The sweeping encyclical, titled “Magnifica Humanitas” (“Magnificent Humanity”), was released on Monday and spans nearly 43,000 words. It marks the Pope’s first major doctrinal intervention on AI and global security since his election just over a year ago.
“What is needed is a more active political involvement that is capable of slowing things down when everything is accelerating,” the Pope wrote, calling for “robust legal frameworks, independent oversight, informed users and a political system that does not abdicate its responsibility.”
Warning Over Autonomous Weapons and AI-Driven Warfare
A central concern in the document is the rapid evolution of autonomous weapons systems, which Pope Leo said may have advanced “practically beyond any human reach to govern them.”
Speaking at a Vatican event where the encyclical was launched, he warned that entrusting machines with lethal decision-making would be “not permissible,” urging world leaders to ensure that any military use of AI remains under strict ethical control.
The Pope also cautioned that modern conflicts risk being shaped not just by politics but by technology and profit motives, pointing to what he described as a global “violent culture of power.”
“The past 60 years have been marked by conflicts of astonishing brutality, often affecting civilian populations on a massive scale,” he wrote.
“Just War” Doctrine Declared Outdated
In one of the most striking theological shifts in the document, Pope Leo appeared to repudiate the Church’s long-standing “just war” theory, which has guided Catholic moral thinking on armed conflict for centuries.
“The ‘just war’ theory which has all too often been used to justify any kind of war, is now outdated,” he stated.
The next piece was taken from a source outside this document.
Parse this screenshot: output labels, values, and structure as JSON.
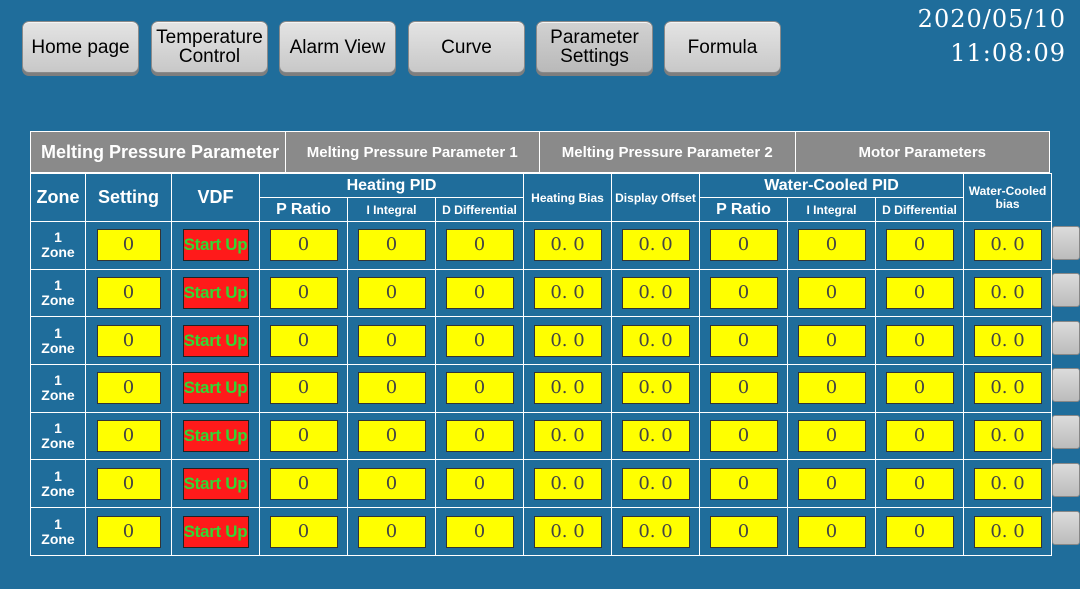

He added that “the use of force, violence and weapons reflects a relational poverty that always has disastrous consequences for civilian populations,” signalling a stronger anti-war stance than many of his predecessors.
The Pope also warned that political leaders may be tempted to use war as a distraction from domestic problems, cautioning against what he described as the “cynical” manipulation of armed conflict for political gain.
Tech Industry Under Ethical Scrutiny
The encyclical directly addresses the fast-growing artificial intelligence industry, including concerns about corporate control over data and the pressures shaping AI development.
At the Vatican launch, Anthropic co-founder Chris Olah, whose company develops the Claude AI system, acknowledged those pressures.
“Every frontier AI lab, including Anthropic, operates inside a set of incentives and constraints that can sometimes conflict with doing the right thing,” he said, adding that external oversight is necessary as companies face intense commercial competition.
Pope Leo echoed those concerns, warning against allowing AI data and infrastructure to remain solely in private hands, and urging policymakers to “cool” the race between competing AI firms.
Call for Global Regulation and Political Responsibility
The Pope’s message repeatedly stressed that governments must take a more active role in shaping AI’s trajectory rather than leaving it entirely to market forces.
He called for “independent oversight” and warned that societies risk drifting into dangerous technological dependence without clear ethical boundaries.
“A subtle temptation may emerge, namely the thought that the problems are too big and we are too small,” he wrote. “Yet, no one is without responsibility.”
The encyclical also referenced the biblical Tower of Babel as a metaphor for unchecked technological ambition, warning against efforts that “aspire to reach heaven without God’s blessing.”
Human Cost of the Digital Economy
Beyond AI governance and warfare, Pope Leo drew attention to the labour conditions underpinning the global technology supply chain, including mining and manufacturing work tied to electronics and rare earth materials.
He described what he called “new forms of slavery” affecting workers in parts of the global supply chain, including children exposed to hazardous conditions.
“The bodies of these people are scarred, injured and worn down so that computational flow may continue uninterruptedly,” he wrote, urging renewed moral responsibility across industries.
In a rare personal admission, he also acknowledged the Church’s historical failure to strongly oppose transatlantic slavery earlier, calling it “a wound in Christian memory” and asking for forgiveness “in the name of the Church.”
Outlook: A Moral Framework for the AI Era
Pope Leo’s encyclical positions AI not just as a technological challenge, but as a defining moral and political issue of the century.
By linking artificial intelligence, global conflict, labour exploitation, and historical injustice in a single framework, the document calls for a rethinking of how power, technology, and ethics intersect.
While its recommendations carry no legal force, encyclicals represent one of the highest forms of teaching in the Catholic Church, meaning the message is expected to influence global debates on AI governance, warfare ethics, and corporate responsibility in the years ahead.